Habas H.Z. Investments announced Monday that its Dutch subsidiary Nieuwe Steen Investments, of which it holds a 21% share, has approached another Dutch REIT fund, Vastned Offices/Industrial, proposing a merger between the two through a share swap.
After completing its Rothschild and YOO luxury real estate projects in Tel Aviv, Habas is now focusing on finding attractive investment properties abroad.
The Nieuwe Steen Investments real estate investment trust has already spent about 11 million euros in acquiring 4.99% of Vastned's shares.
Both firms are traded on the Euronext Amsterdam stock exchange: NSI at a 650 million euro valuation and Vastned at a 230 million euro valuation.
Talks between the two companies indicate the swap could involve Nieuwe Steen Investments putting up 0.85 of its shares for every share of Vastned; this ratio would reflect a 15% premium on Vastned shares according to their price on December 10.

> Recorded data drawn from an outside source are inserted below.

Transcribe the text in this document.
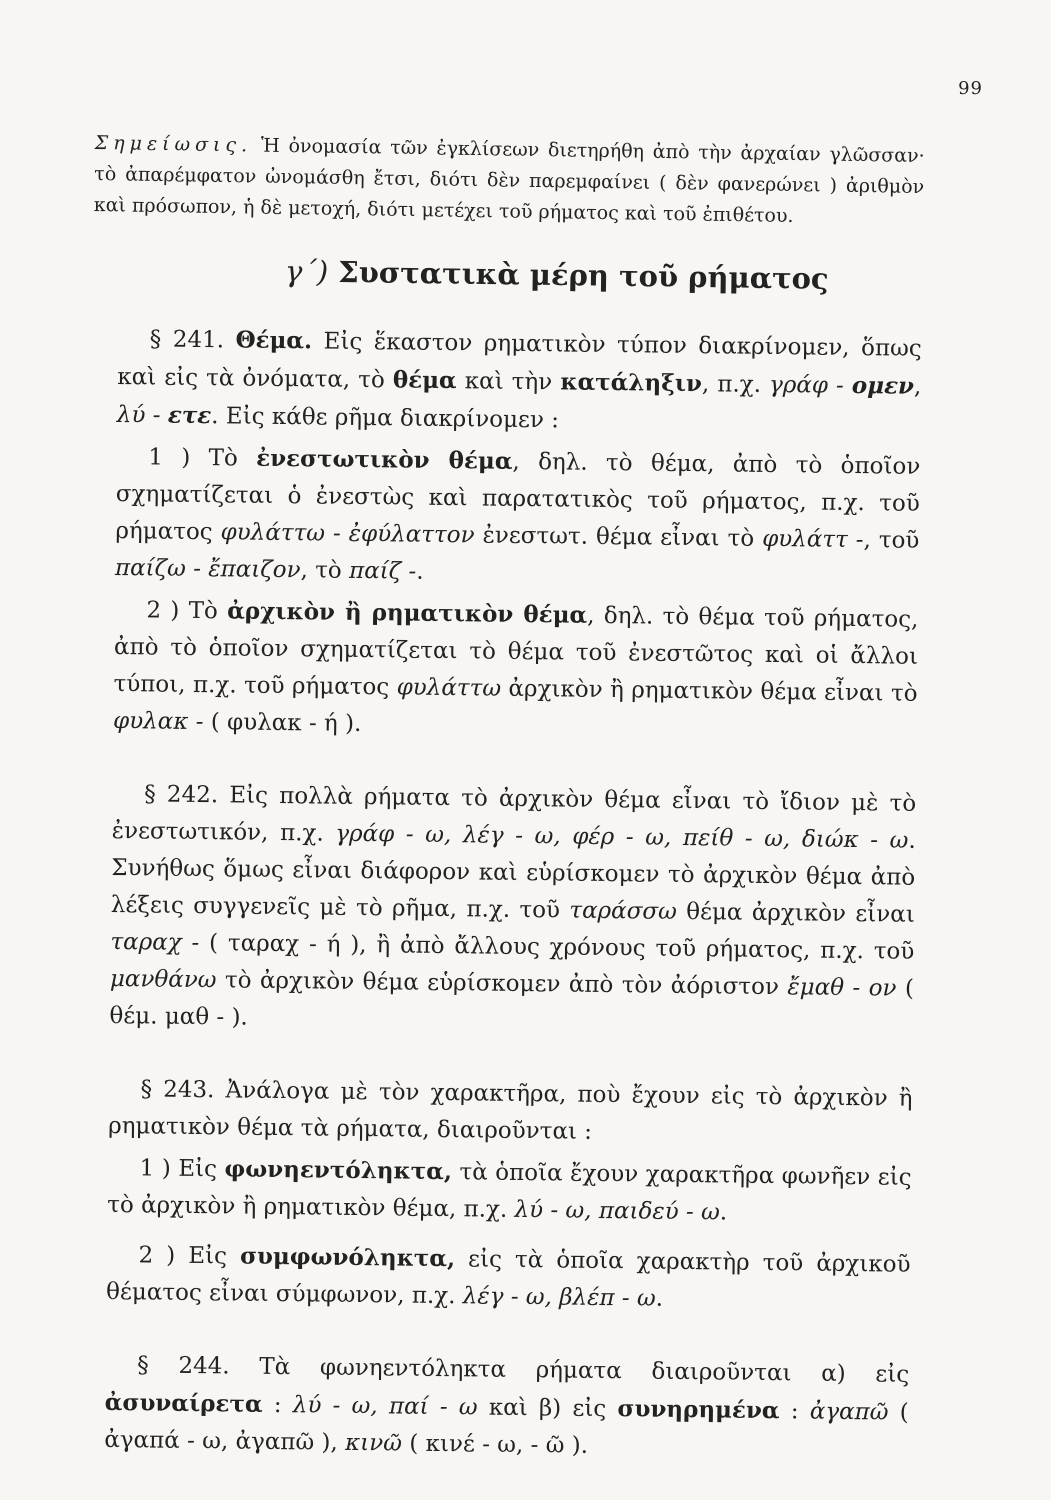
99
Σημείωσις. Ἡ ὀνομασία τῶν ἐγκλίσεων διετηρήθη ἀπὸ τὴν ἀρχαίαν γλῶσσαν· τὸ ἀπαρέμφατον ὠνομάσθη ἔτσι, διότι δὲν παρεμφαίνει ( δὲν φανερώνει ) ἀριθμὸν καὶ πρόσωπον, ἡ δὲ μετοχή, διότι μετέχει τοῦ ρήματος καὶ τοῦ ἐπιθέτου.
γ΄) Συστατικὰ μέρη τοῦ ρήματος

§ 241. Θέμα. Εἰς ἕκαστον ρηματικὸν τύπον διακρίνομεν, ὅπως καὶ εἰς τὰ ὀνόματα, τὸ θέμα καὶ τὴν κατάληξιν, π.χ. γράφ - ομεν, λύ - ετε. Εἰς κάθε ρῆμα διακρίνομεν :

1 ) Τὸ ἐνεστωτικὸν θέμα, δηλ. τὸ θέμα, ἀπὸ τὸ ὁποῖον σχηματίζεται ὁ ἐνεστὼς καὶ παρατατικὸς τοῦ ρήματος, π.χ. τοῦ ρήματος φυλάττω - ἐφύλαττον ἐνεστωτ. θέμα εἶναι τὸ φυλάττ -, τοῦ παίζω - ἔπαιζον, τὸ παίζ -.

2 ) Τὸ ἀρχικὸν ἢ ρηματικὸν θέμα, δηλ. τὸ θέμα τοῦ ρήματος, ἀπὸ τὸ ὁποῖον σχηματίζεται τὸ θέμα τοῦ ἐνεστῶτος καὶ οἱ ἄλλοι τύποι, π.χ. τοῦ ρήματος φυλάττω ἀρχικὸν ἢ ρηματικὸν θέμα εἶναι τὸ φυλακ - ( φυλακ - ή ).

§ 242. Εἰς πολλὰ ρήματα τὸ ἀρχικὸν θέμα εἶναι τὸ ἴδιον μὲ τὸ ἐνεστωτικόν, π.χ. γράφ - ω, λέγ - ω, φέρ - ω, πείθ - ω, διώκ - ω. Συνήθως ὅμως εἶναι διάφορον καὶ εὑρίσκομεν τὸ ἀρχικὸν θέμα ἀπὸ λέξεις συγγενεῖς μὲ τὸ ρῆμα, π.χ. τοῦ ταράσσω θέμα ἀρχικὸν εἶναι ταραχ - ( ταραχ - ή ), ἢ ἀπὸ ἄλλους χρόνους τοῦ ρήματος, π.χ. τοῦ μανθάνω τὸ ἀρχικὸν θέμα εὑρίσκομεν ἀπὸ τὸν ἀόριστον ἔμαθ - ον ( θέμ. μαθ - ).

§ 243. Ἀνάλογα μὲ τὸν χαρακτῆρα, ποὺ ἔχουν εἰς τὸ ἀρχικὸν ἢ ρηματικὸν θέμα τὰ ρήματα, διαιροῦνται :

1 ) Εἰς φωνηεντόληκτα, τὰ ὁποῖα ἔχουν χαρακτῆρα φωνῆεν εἰς τὸ ἀρχικὸν ἢ ρηματικὸν θέμα, π.χ. λύ - ω, παιδεύ - ω.

2 ) Εἰς συμφωνόληκτα, εἰς τὰ ὁποῖα χαρακτὴρ τοῦ ἀρχικοῦ θέματος εἶναι σύμφωνον, π.χ. λέγ - ω, βλέπ - ω.

§ 244. Τὰ φωνηεντόληκτα ρήματα διαιροῦνται α) εἰς ἀσυναίρετα : λύ - ω, παί - ω καὶ β) εἰς συνηρημένα : ἀγαπῶ ( ἀγαπά - ω, ἀγαπῶ ), κινῶ ( κινέ - ω, - ῶ ).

Vastned Offices/Industrial was founded in 1984. The company doesn't have any dominant controlling ownership, with its shares mostly distributed among large institutional investors like BNP Paribas, Nomura Asset Management and ING Clarion Real Estate Securities.
Habas' ownership share in the amalgamated company, if the deal goes through, would come to about 17% - making it the largest shareholder in the new entity - while current Vastned shareholders would end up with a combined 25% of its equity.
Nieuwe Steen Investments believes the merger fits both companies' growth strategies and that the joint firm would provide a strong platform for further acquisitions. The deal is subject to approval by shareholders of both companies, but sources close to Habas claim NSI has received indications from Vastned shareholders that they favor the move.
Nieuwe Steen Investments owns assets worth approximately 1.4 billion euros in total and Vastned has holdings of about 1 billion euros. A combined company would have equity totaling 900 million euros and net financial debts of 1.1 billion euros; its net asset value would come to 884 million euros, with occupancy rates surpassing 90%.
The joint company would become one of the three largest public income-generating real estate firms in the Netherlands, with more than 300 commercial and office properties spread among prime locations in Holland, Belgium and Germany.
Annual rental income for the companies are expected to exceed 200 million euros and the merger would lead to various cost savings totaling 3.5 million euros per year.
The construction company, which is controlled by the Habas family, Idan Ofer (the chairman of the Israel Corporation) and Ehud (Udi ) Angel, and which is managed by Eyal Reggev - has long declared its intention to expand its real estate holdings abroad. The Israeli company is trading at a market cap of NIS 350 million on the Tel Aviv Stock Exchange. Its shares lost 1.2% yesterday.